China has replaced the US as the physical center of the industrial civilization over the last generation. That is strength, that is what is hard, and that, not sentimental bullshit in the European manner about attractive culture, is what made the US the 20th century superpower. Factories, cities, jets, ships, rockets, Silicon Valley, exponentially growing material abundance. You also mentioned "cities" above, do you really think they still envy your cities? Does anyone outside, like, Latin America? One by one, these check boxes are getting filled. You need to keep making new ones.

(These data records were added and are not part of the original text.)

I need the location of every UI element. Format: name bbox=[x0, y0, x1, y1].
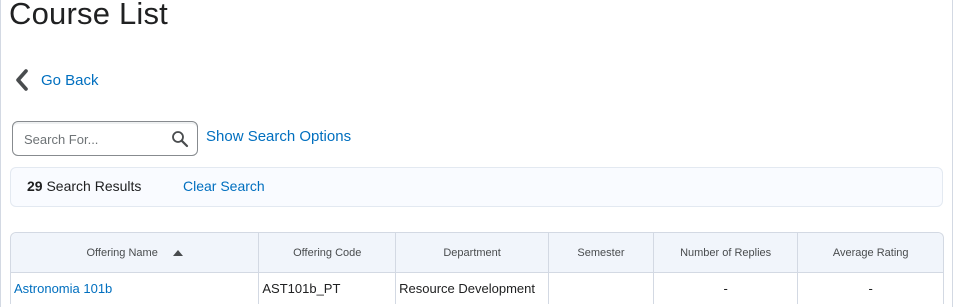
table-header-row: Offering Name Offering Code Department S… bbox=[11, 233, 943, 273]
column-header-label: Number of Replies bbox=[680, 246, 772, 259]
column-header-label: Offering Name bbox=[86, 246, 158, 259]
results-count-number: 29 bbox=[27, 178, 43, 194]
column-header-label: Average Rating bbox=[832, 246, 909, 259]
search-input[interactable] bbox=[24, 130, 164, 148]
cell-semester bbox=[549, 273, 654, 304]
cell-average-rating: - bbox=[868, 281, 873, 296]
search-results-count: 29 Search Results bbox=[27, 178, 141, 194]
course-table: Offering Name Offering Code Department S… bbox=[10, 232, 944, 304]
offering-name-link[interactable]: Astronomia 101b bbox=[14, 281, 112, 296]
page-title: Course List bbox=[9, 0, 168, 31]
cell-offering-name: Astronomia 101b bbox=[11, 273, 260, 304]
column-header-offering-name[interactable]: Offering Name bbox=[11, 233, 260, 273]
sort-ascending-icon bbox=[172, 249, 183, 256]
cell-offering-code: AST101b_PT bbox=[259, 273, 397, 304]
column-header-offering-code[interactable]: Offering Code bbox=[259, 233, 397, 273]
go-back-label: Go Back bbox=[41, 71, 99, 89]
column-header-department[interactable]: Department bbox=[396, 233, 550, 273]
column-header-label: Semester bbox=[577, 246, 625, 259]
chevron-left-icon bbox=[16, 69, 28, 91]
search-icon[interactable] bbox=[171, 130, 189, 148]
go-back-link[interactable]: Go Back bbox=[15, 68, 99, 92]
results-count-suffix: Search Results bbox=[42, 178, 142, 194]
column-header-semester[interactable]: Semester bbox=[549, 233, 654, 273]
table-row: Astronomia 101b AST101b_PT Resource Deve… bbox=[11, 273, 943, 304]
search-results-bar: 29 Search Results Clear Search bbox=[10, 167, 943, 207]
cell-number-of-replies: - bbox=[654, 273, 799, 304]
column-header-number-of-replies[interactable]: Number of Replies bbox=[653, 233, 799, 273]
cell-department: Resource Development bbox=[396, 273, 550, 304]
column-header-label: Department bbox=[443, 246, 501, 259]
show-search-options-link[interactable]: Show Search Options bbox=[206, 128, 351, 145]
clear-search-link[interactable]: Clear Search bbox=[183, 178, 265, 194]
search-box bbox=[12, 121, 198, 156]
column-header-average-rating[interactable]: Average Rating bbox=[798, 233, 943, 273]
column-header-label: Offering Code bbox=[293, 246, 362, 259]
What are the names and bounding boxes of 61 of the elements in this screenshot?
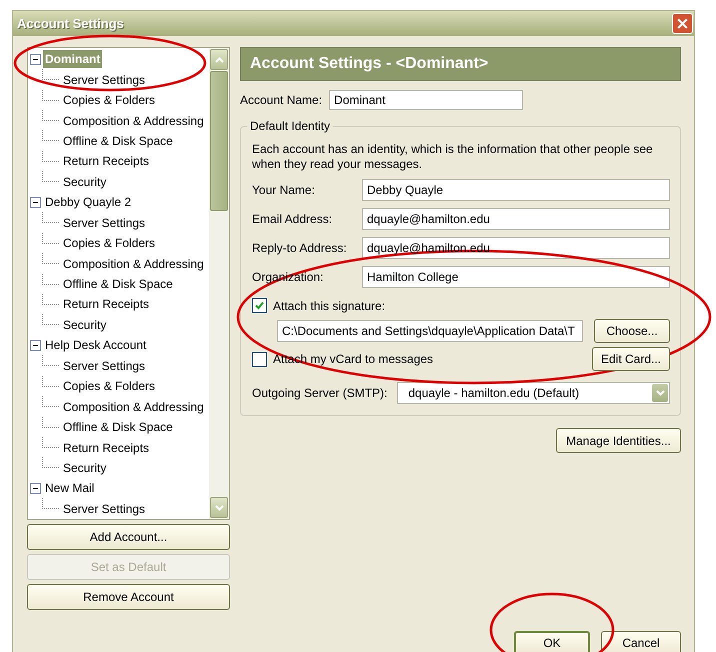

People would rather hire graduates from Stanford and not Tsinghua

I'm really unsure about this, any statistics? Which people? I only recall that time Stanford students stole an AI model built by Tsinghua students, shallowly obfuscated and rebranded as their own for clout. That, too, is a perk of being the center of the World. Indeed, no such people would think of trying to enroll in Tsinghua. I bet they love America.

On balance it is actually extremely likely they will fail.

On balance they have, conservatively, 2x your industrial capacity, 3x intellectual and (very conservatively) no less capable governance or markets. Unless you show some unprecedented overperformance, it's wholly their game to lose.

Well I disagree with your point because people who matter do. Russian elite is supposedly hiring Mandarin-speaking nannies for their children. American elite – Musk, Zuckerberg, Bezos, Trumps – do the same. Some random Africans do.

Whether they do, and on what scale, is not too relevant - remember that the civilized world of antiquity continued to speak Greek while being under Roman Empire. The Romans forced their language only on barbarians of the West, never ever thought to do it in the East (the famous scene from Life of Brian is fictional, real historical Eastern natives and Roman legionaires would be speaking Greek and understanding each other rather well).